Wir unterscheiden dabei meist zwischen zwei Arten: zum einen gibt es naturidentische Duftstoffe, die in der Natur zwar vorkommen, aber synthetisch hergestellt werden. Zum anderen gibt es Duftstoffe, die überhaupt nicht in der Natur vorkommen, sondern von Meister-Parfümeuren erfunden werden. Dadurch entdecken wir immer wieder neue Duftuniversen, die verlockend und spannend zugleich sind. Wer denkt, das sei supermodern und ganz innovativ, dem sei gesagt, dass die Verwendung bereits auf Ende des 19. Jahrhunderts zurückgeht. Eine der ersten synthetischen Düfte wurde von Francoise Coty im Jahr 1917 entwickelt und trug den Namen „Chypre".
Dieser Duft gilt bis heute als Meilenstein in der Parfumgeschichte: Es war einer der ersten Düfte, der künstliche Duftstoffe beinhaltete, um den Duft von natürlichen Rohstoffen zu imitieren.

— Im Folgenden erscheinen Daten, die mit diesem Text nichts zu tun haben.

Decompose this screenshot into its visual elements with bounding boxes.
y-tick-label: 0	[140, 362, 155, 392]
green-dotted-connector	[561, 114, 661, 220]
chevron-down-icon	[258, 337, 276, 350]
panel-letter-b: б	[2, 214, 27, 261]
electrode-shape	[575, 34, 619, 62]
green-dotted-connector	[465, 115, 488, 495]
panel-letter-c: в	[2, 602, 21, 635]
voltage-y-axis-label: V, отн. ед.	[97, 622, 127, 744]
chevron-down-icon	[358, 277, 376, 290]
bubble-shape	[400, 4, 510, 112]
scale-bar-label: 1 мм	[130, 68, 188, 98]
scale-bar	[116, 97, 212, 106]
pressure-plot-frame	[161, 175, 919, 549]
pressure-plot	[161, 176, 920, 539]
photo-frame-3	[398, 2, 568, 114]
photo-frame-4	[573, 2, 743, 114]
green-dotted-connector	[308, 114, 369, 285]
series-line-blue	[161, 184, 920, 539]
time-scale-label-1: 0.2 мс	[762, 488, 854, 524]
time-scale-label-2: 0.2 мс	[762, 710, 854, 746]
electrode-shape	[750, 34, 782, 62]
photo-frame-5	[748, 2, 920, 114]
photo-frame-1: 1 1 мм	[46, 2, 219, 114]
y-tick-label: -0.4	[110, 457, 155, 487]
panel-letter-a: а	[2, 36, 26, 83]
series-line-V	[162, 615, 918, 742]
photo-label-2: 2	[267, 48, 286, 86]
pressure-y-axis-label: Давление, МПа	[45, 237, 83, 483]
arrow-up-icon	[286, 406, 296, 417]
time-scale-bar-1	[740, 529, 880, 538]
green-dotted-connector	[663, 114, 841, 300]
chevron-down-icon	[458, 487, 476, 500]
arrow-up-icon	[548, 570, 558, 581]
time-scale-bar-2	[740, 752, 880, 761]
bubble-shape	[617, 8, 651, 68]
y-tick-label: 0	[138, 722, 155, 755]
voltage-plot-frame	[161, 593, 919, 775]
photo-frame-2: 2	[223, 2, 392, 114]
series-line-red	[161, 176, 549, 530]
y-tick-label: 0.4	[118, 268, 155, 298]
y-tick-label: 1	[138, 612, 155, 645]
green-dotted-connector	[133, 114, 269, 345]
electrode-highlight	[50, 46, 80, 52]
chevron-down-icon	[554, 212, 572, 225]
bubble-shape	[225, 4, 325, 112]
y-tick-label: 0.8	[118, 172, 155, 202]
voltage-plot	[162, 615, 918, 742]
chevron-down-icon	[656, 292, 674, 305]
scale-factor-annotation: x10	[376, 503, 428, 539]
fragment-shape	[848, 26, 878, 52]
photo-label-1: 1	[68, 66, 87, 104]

Der Duft von Chypre wurde von einer olfaktorischen Familie von Parfums inspiriert, die nach der Insel Zypern benannt ist. Diese Parfums enthalten oft eine Kombination aus Zitrusfrüchten, Eichenmoos, Patchouli und Labdanum. Cotys Version von Chypre enthielt synthetische Duftstoffe wie Ambroxan und Coumarin, um diese natürlichen Aromen zu imitieren.

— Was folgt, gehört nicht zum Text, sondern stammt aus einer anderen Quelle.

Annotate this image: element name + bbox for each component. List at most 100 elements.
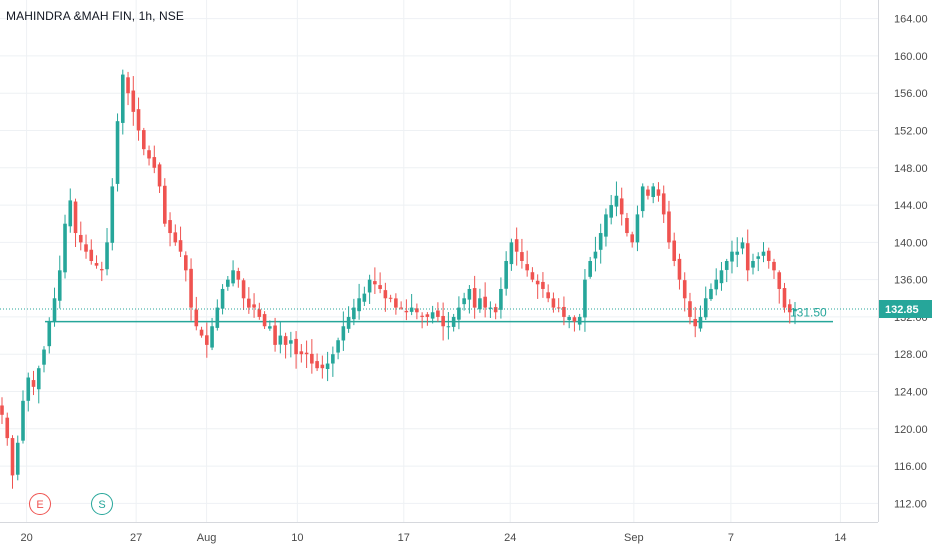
candle-body <box>357 298 361 312</box>
candle-body <box>352 307 356 320</box>
candle-body <box>745 243 750 271</box>
candle-body <box>546 292 550 299</box>
candle-body <box>567 316 571 320</box>
y-tick-label: 160.00 <box>894 51 928 63</box>
chart-title: MAHINDRA &MAH FIN, 1h, NSE <box>6 9 184 23</box>
candle-body <box>57 270 62 301</box>
candle-body <box>189 268 193 308</box>
candle-body <box>782 288 787 308</box>
candle-body <box>5 417 10 439</box>
candle-body <box>394 298 398 308</box>
candle-body <box>215 307 220 328</box>
candle-body <box>525 264 529 271</box>
candle-body <box>504 261 508 289</box>
candle-body <box>147 150 151 159</box>
x-tick-label: Sep <box>624 532 644 544</box>
candle-body <box>210 326 214 348</box>
candle-body <box>703 298 708 318</box>
y-tick-label: 112.00 <box>894 498 927 510</box>
candle-body <box>588 261 592 277</box>
x-tick-label: 17 <box>398 532 410 544</box>
candle-body <box>231 270 235 284</box>
candle-body <box>115 121 120 184</box>
candle-body <box>740 242 745 249</box>
candle-body <box>268 326 272 329</box>
candle-body <box>724 261 729 270</box>
candle-body <box>299 351 304 355</box>
candle-body <box>630 234 634 243</box>
support-line-label: 131.50 <box>790 306 827 320</box>
candle-body <box>78 234 83 243</box>
x-tick-label: 24 <box>504 532 516 544</box>
candle-body <box>719 270 724 284</box>
candle-body <box>31 380 36 387</box>
candle-body <box>362 293 367 302</box>
candle-body <box>388 297 393 299</box>
x-tick-label: 20 <box>20 532 32 544</box>
candle-body <box>446 326 451 328</box>
candle-body <box>614 195 619 207</box>
candle-body <box>126 77 130 94</box>
candle-body <box>677 258 682 280</box>
candle-body <box>451 316 456 327</box>
candle-body <box>714 279 719 290</box>
candle-body <box>89 249 94 261</box>
grid <box>0 0 878 522</box>
x-tick-label: Aug <box>197 532 217 544</box>
event-marker-circle <box>91 493 113 515</box>
candle-body <box>52 298 57 322</box>
candle-body <box>499 288 503 310</box>
candle-body <box>110 186 115 243</box>
candle-body <box>467 288 472 300</box>
candle-body <box>530 272 535 280</box>
candle-body <box>572 317 577 322</box>
time-axis[interactable]: 20 27 Aug 10 17 24 Sep 7 14 <box>0 522 878 545</box>
candle-body <box>604 214 608 237</box>
candle-body <box>73 201 78 234</box>
candle-body <box>136 109 141 131</box>
candle-body <box>141 130 146 150</box>
candle-body <box>457 307 461 320</box>
candle-body <box>436 310 440 317</box>
candle-body <box>730 251 734 262</box>
candle-body <box>787 304 792 313</box>
candle-body <box>194 309 199 327</box>
candle-body <box>772 261 776 271</box>
candle-body <box>94 263 99 266</box>
y-tick-label: 144.00 <box>894 200 928 212</box>
candle-body <box>520 252 524 261</box>
candle-body <box>178 240 183 252</box>
candles <box>0 69 797 489</box>
candle-body <box>646 189 650 196</box>
candle-body <box>42 349 46 365</box>
candle-body <box>331 354 335 364</box>
candle-body <box>761 251 766 256</box>
candle-body <box>241 280 246 299</box>
candle-body <box>640 186 645 212</box>
candle-body <box>15 442 20 475</box>
candle-body <box>173 232 178 243</box>
candle-body <box>383 290 388 299</box>
candle-body <box>315 361 319 369</box>
candle-body <box>415 308 419 313</box>
candle-body <box>184 255 188 271</box>
candle-body <box>514 239 519 252</box>
candle-body <box>336 340 340 353</box>
candle-body <box>373 281 377 285</box>
candle-body <box>199 329 204 336</box>
candle-body <box>47 321 52 347</box>
event-marker-label: E <box>36 499 43 511</box>
event-marker-label: S <box>98 499 105 511</box>
candle-body <box>378 285 382 289</box>
candle-body <box>252 304 256 308</box>
x-tick-label: 10 <box>291 532 303 544</box>
candle-body <box>735 251 740 255</box>
candle-body <box>478 298 482 310</box>
y-tick-label: 156.00 <box>894 88 928 100</box>
candle-body <box>0 405 4 415</box>
y-tick-label: 140.00 <box>894 237 928 249</box>
candle-body <box>205 335 209 345</box>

Auch wenn die Vorliebe für natürliche Inhaltsstoffe derzeit den größten Trend darstellt – die Duftindustrie, wie wir sie heute kennen, würde ohne diese synthetischen Moleküle nicht existieren. Heute sind synthetische Moleküle Akteure moderner Düfte und werden von natürlichen, altbekannten Duftstoffen wie Blumen und Hölzer unterstrichen. Sie sind oftmals länger haltbar als ihre natürlichen Pendants und können in größeren Mengen hergestellt werden. Bei natürlichen Rohstoffen spielt die Qualität eine maßgebliche Rolle – diese kann aufgrund von Klimabedingungen und dem verwendeten Destillationsverfahren stark variieren.
Ahmen synthetische Duftstoffe immer reale Dinge nach? Warum benötigen wir Sie?
Synthetische Duftstoffe ahmen in der Tat natürliche Duftnuancen wie z.B. Rose, Leder oder Sandelholz nach. Die Entscheidung zwischen natürlichen Rohstoffen und naturidentischen Duftstoffen ist hauptsächlich abhängig von der Duft-Idee des Parfümeurs, natürlich spielen aber auch die Kosten eine große Rolle. Fakt ist: Es gibt nur eine begrenzte Anzahl natürlicher Rohstoffe, während es unzählige synthetische Moleküle gibt. Immer wieder kommt bei Kunden die Frage auf, warum synthetische Duftstoffe in Parfums verwendet werden.
Am bekanntesten sind die synthetischen Moleküle als Ersatz animalischer Ingredienzien. Moschus oder Zibet kennt jeder, der Duft der Drüsen ähnelt den Pheromonen. Heute muss dank der Nachbildung der animalischen Duftformeln in den westlichen Ländern kein Moschushirsch mehr um sein Leben fürchten. Der deutsche Chemiker Heinrich Walbaum konnte im Jahre 1906 die Hauptkomponente von Moschus – das Muscon – in Form weißer Kristalle isolieren.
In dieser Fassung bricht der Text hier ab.